Hold the camera is your left hand with the back facing your palm
and the lense facing upward.
Now place the palm of you right hand over the offending filter,
apply firm pressure and at the same time, try to turn the filter
with your palm.
Give it a try, even try a few times if necessary. The theory is that
the palm of your had acts like a 360 degree clamp on the filter and applies
equal pressure all round the filter. One of the reasons for 'stuck' filters
is that we try to remove them with just the index finger and the thumb.
This distorts the circularity of the filter making it difficult to remove.

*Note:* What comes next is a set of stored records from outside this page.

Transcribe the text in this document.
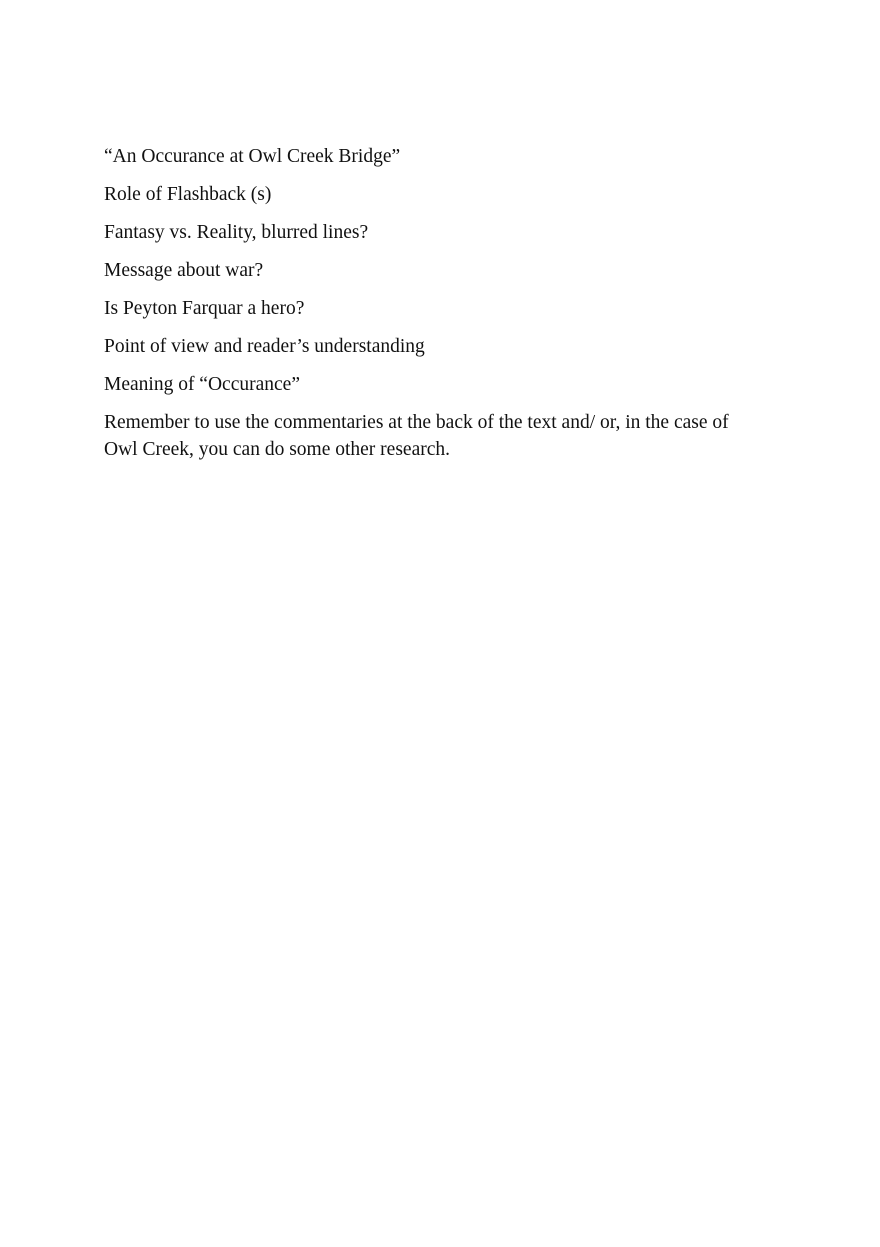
“An Occurance at Owl Creek Bridge”

Role of Flashback (s)

Fantasy vs. Reality, blurred lines?

Message about war?

Is Peyton Farquar a hero?

Point of view and reader’s understanding

Meaning of “Occurance”

Remember to use the commentaries at the back of the text and/ or, in the case of Owl Creek, you can do some other research.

For a non-crossthreaded filter, your advice is the best starting point. The filter mounting ring on virtually all modern lenses is plastic, so getting heavy handed in installing a filter can lead to seizing. If the palm of the hand doesn't work, try placing the lens face down on a grippy rubber surface like a jar lid remover or piece of inner tube and turning the lens. Filter wrenches and belt type solutions are the next best bet. Just grabbing at the rim usually causes the filter ring to ovalize, which just makes it grab harder.

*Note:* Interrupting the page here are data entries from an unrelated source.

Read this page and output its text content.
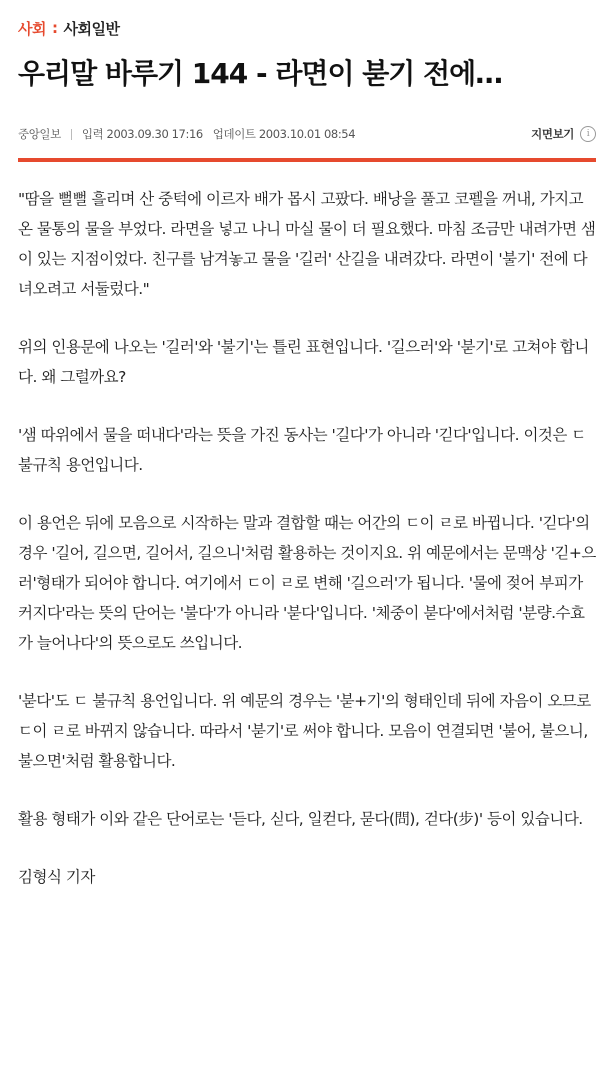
사회 : 사회일반
우리말 바루기 144 - 라면이 붇기 전에…
중앙일보 입력
2003.09.30 17:16 업데이트
2003.10.01 08:54	지면보기	i

"땀을 뻘뻘 흘리며 산 중턱에 이르자 배가 몹시 고팠다. 배낭을 풀고 코펠을 꺼내, 가지고 온 물통의 물을 부었다. 라면을 넣고 나니 마실 물이 더 필요했다. 마침 조금만 내려가면 샘이 있는 지점이었다. 친구를 남겨놓고 물을 '길러' 산길을 내려갔다. 라면이 '불기' 전에 다녀오려고 서둘렀다."

위의 인용문에 나오는 '길러'와 '불기'는 틀린 표현입니다. '길으러'와 '붇기'로 고쳐야 합니다. 왜 그럴까요?

'샘 따위에서 물을 떠내다'라는 뜻을 가진 동사는 '길다'가 아니라 '긷다'입니다. 이것은 ㄷ 불규칙 용언입니다.

이 용언은 뒤에 모음으로 시작하는 말과 결합할 때는 어간의 ㄷ이 ㄹ로 바뀝니다. '긷다'의 경우 '길어, 길으면, 길어서, 길으니'처럼 활용하는 것이지요. 위 예문에서는 문맥상 '긷+으러'형태가 되어야 합니다. 여기에서 ㄷ이 ㄹ로 변해 '길으러'가 됩니다. '물에 젖어 부피가 커지다'라는 뜻의 단어는 '불다'가 아니라 '붇다'입니다. '체중이 붇다'에서처럼 '분량.수효가 늘어나다'의 뜻으로도 쓰입니다.

'붇다'도 ㄷ 불규칙 용언입니다. 위 예문의 경우는 '붇+기'의 형태인데 뒤에 자음이 오므로 ㄷ이 ㄹ로 바뀌지 않습니다. 따라서 '붇기'로 써야 합니다. 모음이 연결되면 '불어, 불으니, 불으면'처럼 활용합니다.

활용 형태가 이와 같은 단어로는 '듣다, 싣다, 일컫다, 묻다(問), 걷다(步)' 등이 있습니다.

김형식 기자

If the filter is cross threaded slightly, popping it with a screwdriver can usually break it free. Those that are more so or distorted due to impact usually require destruction of the filter.
Before breaking the glass check if the glass is held in place by a threaded ring with spanner slots. If so, try unscrewing the ring to remove the glass. If breaking is required, be very careful, as the front element can be within millimeters of the filter. I highly recommend taking it to a tech with experience in this. I've done many and it's always nerve wracking, and I always inform the customer that there is potential for damage to the front element. So far I've only had one that ended up with a small divot. The lens was already pretty hammered, so the customer wasn't too upset and I've done several for him since(sports Photog). I'm sure that one of the reasons for Canon's high repair charge is due to factoring in the replacement cost of a front element.
Due to lubricants and electronics, I would not recommend heat solutions. Cold should not be a problem, just so long as it's dry.
Insofar a lubing the filter threads, I use the old fisherman's trick of nose grease. Sounds gross, but works a treat. Graphite has a tendency to get everywhere and is a PITA to clean off.